Will fully autonomous scheduled passenger flights going to happen in my lifetime? Probably not. The next generation - maybe, maybe not. Ever? Barring catastrophic extinction or near extinction of humanity and given infinite time, I think most likely, yes.

I still think that the likely first step will be ground based crews. Then technology will gradually take on more and more of the flying, until humans deal with emergencies only, and then eventually no humans.

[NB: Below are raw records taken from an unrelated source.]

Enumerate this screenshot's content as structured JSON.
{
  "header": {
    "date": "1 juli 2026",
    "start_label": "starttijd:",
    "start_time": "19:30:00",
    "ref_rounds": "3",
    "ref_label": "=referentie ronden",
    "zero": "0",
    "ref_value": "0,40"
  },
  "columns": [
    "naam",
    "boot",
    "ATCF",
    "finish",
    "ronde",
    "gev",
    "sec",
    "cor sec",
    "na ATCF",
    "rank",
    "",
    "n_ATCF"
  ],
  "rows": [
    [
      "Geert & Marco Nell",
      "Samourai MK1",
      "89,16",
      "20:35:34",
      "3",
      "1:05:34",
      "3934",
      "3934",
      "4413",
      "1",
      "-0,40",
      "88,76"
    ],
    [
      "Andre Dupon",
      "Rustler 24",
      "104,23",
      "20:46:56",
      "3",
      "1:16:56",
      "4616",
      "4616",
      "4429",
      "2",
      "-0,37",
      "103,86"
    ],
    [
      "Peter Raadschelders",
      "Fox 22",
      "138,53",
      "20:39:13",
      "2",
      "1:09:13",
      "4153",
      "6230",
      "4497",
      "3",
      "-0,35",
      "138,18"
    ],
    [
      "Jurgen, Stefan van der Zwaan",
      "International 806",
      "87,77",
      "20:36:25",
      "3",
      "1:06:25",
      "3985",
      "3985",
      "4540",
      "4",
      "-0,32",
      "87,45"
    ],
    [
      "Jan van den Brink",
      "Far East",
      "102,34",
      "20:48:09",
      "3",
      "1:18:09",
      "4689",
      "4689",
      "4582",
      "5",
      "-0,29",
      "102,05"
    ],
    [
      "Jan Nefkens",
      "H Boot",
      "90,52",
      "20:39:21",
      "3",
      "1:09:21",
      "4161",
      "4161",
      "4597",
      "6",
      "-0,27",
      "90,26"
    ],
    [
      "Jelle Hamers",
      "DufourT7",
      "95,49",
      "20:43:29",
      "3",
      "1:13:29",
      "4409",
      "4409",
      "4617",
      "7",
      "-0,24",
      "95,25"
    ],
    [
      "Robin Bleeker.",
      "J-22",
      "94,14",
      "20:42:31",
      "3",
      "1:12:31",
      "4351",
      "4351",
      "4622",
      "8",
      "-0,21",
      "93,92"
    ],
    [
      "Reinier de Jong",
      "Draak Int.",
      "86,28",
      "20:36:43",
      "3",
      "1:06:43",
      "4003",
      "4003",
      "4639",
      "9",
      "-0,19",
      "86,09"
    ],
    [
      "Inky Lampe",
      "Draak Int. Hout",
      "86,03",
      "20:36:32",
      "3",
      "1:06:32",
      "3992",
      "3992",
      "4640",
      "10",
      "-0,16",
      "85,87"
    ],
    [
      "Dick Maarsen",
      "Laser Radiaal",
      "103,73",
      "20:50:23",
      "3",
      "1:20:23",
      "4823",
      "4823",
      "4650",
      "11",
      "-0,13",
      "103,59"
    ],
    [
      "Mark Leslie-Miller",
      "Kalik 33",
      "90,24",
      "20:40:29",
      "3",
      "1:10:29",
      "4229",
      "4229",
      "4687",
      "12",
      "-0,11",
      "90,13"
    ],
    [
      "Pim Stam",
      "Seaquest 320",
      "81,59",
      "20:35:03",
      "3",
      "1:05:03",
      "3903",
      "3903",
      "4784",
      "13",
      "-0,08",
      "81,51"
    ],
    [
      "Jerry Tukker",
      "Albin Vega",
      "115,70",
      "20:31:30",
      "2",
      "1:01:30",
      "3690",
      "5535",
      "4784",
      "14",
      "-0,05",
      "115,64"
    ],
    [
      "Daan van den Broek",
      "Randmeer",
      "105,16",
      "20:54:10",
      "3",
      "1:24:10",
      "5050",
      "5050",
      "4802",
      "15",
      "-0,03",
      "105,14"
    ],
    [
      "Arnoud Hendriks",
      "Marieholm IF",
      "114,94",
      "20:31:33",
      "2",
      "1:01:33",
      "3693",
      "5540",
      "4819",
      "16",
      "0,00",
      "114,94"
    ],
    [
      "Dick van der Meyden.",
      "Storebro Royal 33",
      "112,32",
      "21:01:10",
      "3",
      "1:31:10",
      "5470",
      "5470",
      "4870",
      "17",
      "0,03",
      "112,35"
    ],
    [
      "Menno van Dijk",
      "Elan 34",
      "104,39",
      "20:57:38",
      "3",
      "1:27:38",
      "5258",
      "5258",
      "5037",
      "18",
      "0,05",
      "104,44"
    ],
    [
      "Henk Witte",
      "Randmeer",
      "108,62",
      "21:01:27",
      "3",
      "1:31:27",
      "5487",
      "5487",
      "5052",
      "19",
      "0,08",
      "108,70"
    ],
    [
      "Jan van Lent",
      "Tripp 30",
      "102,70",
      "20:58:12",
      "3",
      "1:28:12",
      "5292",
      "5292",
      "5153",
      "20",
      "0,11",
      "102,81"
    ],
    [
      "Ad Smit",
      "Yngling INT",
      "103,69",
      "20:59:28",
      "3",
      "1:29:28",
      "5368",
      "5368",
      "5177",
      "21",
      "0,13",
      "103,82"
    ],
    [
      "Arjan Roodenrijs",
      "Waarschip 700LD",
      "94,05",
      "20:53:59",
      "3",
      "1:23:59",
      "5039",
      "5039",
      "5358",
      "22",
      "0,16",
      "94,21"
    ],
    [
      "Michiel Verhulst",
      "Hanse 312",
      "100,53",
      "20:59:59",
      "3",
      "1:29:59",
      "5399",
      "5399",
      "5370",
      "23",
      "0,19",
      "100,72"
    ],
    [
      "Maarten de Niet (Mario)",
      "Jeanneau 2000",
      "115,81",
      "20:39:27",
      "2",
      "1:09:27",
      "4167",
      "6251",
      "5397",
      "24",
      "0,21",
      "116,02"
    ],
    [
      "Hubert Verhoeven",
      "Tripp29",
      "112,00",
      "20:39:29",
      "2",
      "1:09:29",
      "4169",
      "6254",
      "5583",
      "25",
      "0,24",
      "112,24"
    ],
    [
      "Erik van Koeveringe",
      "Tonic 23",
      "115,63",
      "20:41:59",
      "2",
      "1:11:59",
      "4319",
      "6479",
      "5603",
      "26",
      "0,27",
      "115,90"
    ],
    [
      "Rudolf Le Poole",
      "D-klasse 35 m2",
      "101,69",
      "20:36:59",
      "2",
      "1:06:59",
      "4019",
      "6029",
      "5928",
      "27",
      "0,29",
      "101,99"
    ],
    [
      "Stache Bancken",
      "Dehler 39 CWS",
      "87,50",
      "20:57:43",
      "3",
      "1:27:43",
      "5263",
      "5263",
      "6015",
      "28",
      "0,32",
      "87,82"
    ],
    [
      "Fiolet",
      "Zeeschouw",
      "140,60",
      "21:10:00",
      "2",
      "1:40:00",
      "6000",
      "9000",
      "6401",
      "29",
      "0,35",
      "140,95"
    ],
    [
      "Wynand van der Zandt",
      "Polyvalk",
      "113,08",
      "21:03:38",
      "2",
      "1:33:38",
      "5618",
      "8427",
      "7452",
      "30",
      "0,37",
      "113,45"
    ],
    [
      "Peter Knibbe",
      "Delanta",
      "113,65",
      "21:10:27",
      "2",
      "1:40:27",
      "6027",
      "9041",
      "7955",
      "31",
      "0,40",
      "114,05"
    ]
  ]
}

It will be a slow and painful death of the profession, if you think about it - it will turn into a 9-5 job office job, the pilot pool will keep shrinking as technology takes on more and more of the flying, the morale will be low as a result, you will deal with more and more emergency type situations, all stress. Eventually there will only be a handful of pilots dealing with dire emergencies only. Then none.

Self-driving cars will be a precursor to that and it may happen in our lifetime. A lot less risk, regulation and cost involved. I haven't followed this closely, but if and when it happens this will kill millions of jobs in the USA and a lot more globally. And the jobs will go the way of the switchboard operators - very quickly - maybe within a decade. Goldman and Sachs estimate 300K job loses per year, and there are about 4 million driving jobs in the USA.

https://www.cnbc.com/2017/05/22/gold...-job-loss.html

Scary to think of the social upheaval this may cause.